James, the half-brother of Jesus, tells us that “true religion is assisting widows and orphans in their distress, and keeping oneself from being polluted by the world.” I haven’t experienced widowhood, but I have cared for many who have.
One 92 year-old woman told me that in her experience directly as a widow, and indirectly, through friends’ accountings, it takes about two years to psychologically recover from losing a spouse. That seems about right to me, but I haven’t traveled that road. What do I know?
Some psychologists say that there are no rules or time frames grievers must follow, but I know some sad people who 5 or more years later had never recovered. And I have heard of some folks bouncing back too quickly, not allowing time to process grief.
In Tolkein’s “Lord of the Ring” series, the beautiful elf-woman gives up her eternal earthly life after she marries a human man. She knew that someday he would die and she wouldn’t. She didn’t want to grieve for all eternity.
C.S. Lewis compared marriage to an organism, saying that to lose a member of the marriage is akin to killing a life. Consider this post by Jane Brody of The New York Times. Her husband died early 2010.
When asked how I’m doing since my husband died in March, I often respond that I need a 48-hour day. It’s a challenge to be Richard and Jane and still do my work and enjoy my life. I have yet to balance the checkbook, there are piles upon piles of unprocessed paperwork everywhere, and, if not for the help of my sons, I would be clueless about managing my finances.
But I do keep my walk swept, and I’ve cleaned up two large yards, tasks we had always done together. When the man who came to replace my gas meter found a hole leading to the chimney and said he would have to turn off my furnace, I said “No you don’t.” I ran to the hardware store, bought a can of “instant” plaster, climbed to the top of a ladder and, straddling it and the adjacent furniture, this 4-foot-10-inch, 69-year-old woman plastered a rather large hole near the ceiling while the meter man waited and didn’t even offer to hold the ladder.

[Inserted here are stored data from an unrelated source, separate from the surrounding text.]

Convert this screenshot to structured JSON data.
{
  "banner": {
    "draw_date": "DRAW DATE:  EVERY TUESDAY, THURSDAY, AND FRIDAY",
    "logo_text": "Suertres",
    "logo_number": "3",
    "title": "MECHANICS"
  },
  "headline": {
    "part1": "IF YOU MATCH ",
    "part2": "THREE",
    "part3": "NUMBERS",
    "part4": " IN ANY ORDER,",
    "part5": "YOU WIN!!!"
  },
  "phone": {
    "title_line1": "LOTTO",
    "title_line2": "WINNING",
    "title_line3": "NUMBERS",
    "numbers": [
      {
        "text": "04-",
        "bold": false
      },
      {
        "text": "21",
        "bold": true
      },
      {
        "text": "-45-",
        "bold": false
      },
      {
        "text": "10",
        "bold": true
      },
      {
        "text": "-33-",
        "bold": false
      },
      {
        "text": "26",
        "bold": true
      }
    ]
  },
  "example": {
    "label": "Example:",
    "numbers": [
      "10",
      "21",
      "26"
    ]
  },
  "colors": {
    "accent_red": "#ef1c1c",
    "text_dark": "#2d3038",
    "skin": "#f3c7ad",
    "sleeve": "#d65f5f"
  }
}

The marriage, which was active and alive, no longer exists. Though her husband was gone, something else, something a bit mysterious, was missing. Was it love? And what is love?

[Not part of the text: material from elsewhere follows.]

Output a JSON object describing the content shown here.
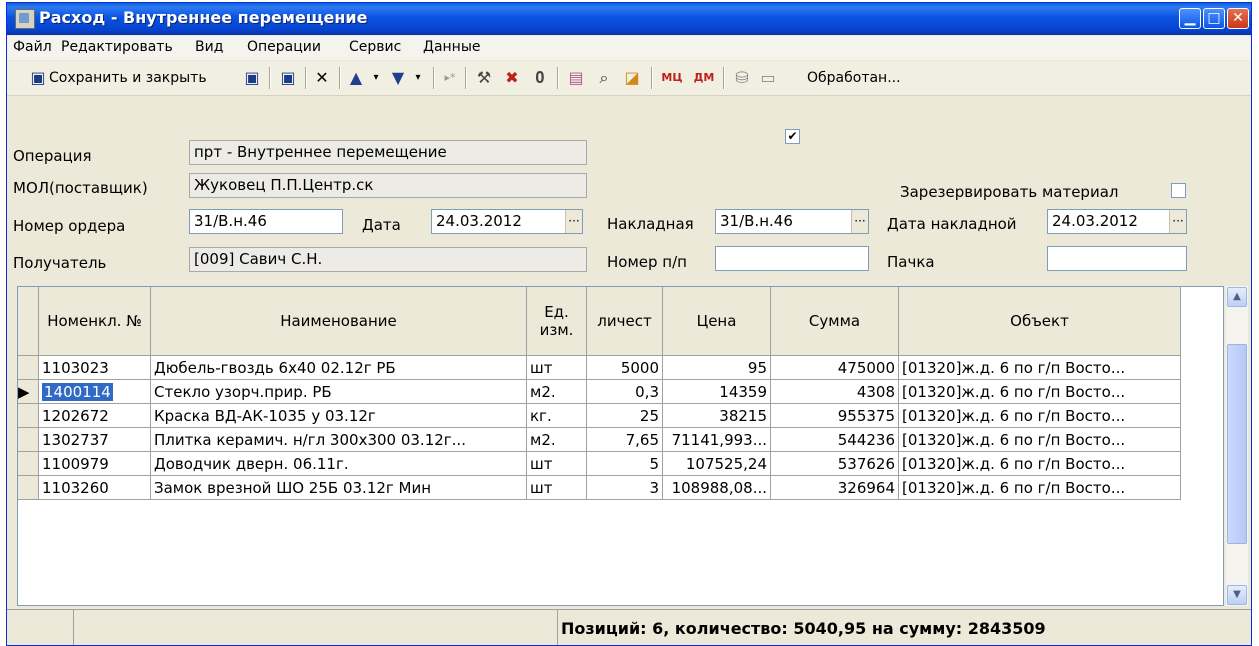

Are hopes and dreams for this life all we have? When something as beautiful as a 40 year-old healthy marriage is whisked away by death, can we hope for lasting meaning and joy in this life?
Whatever we think of Jesus of Nazareth, we have to acknowledge that his teaching was groundbreaking. And, we have to deal with his claims of deity. Although John 8:58 is probably his most direct statement of being God, I think this sentence does the same at least indirectly: “I have come that you might have life and have it abundantly.” Only someone with real power could provide that kind of hope.
Through the imprint of the Creator, which we have upon us, we are personal beings. We enter into relationships, even deep and meaningful ones such as life-long, child-producing, and difficult yet wonderful, marriages. And in our own finiteness, we long for never-ending joy. The Father answered our longings by giving the Church (i.e. all Jesus-followers in the universe) the bridegroom, Jesus. He is infinite. He conquered the death which induces insomnia and depression in widows, and breaks up our earthly fairytale endings.
Don’t you desire to know that One, this Jesus of Nazareth who wants you to know eternal meaning within a difficult world?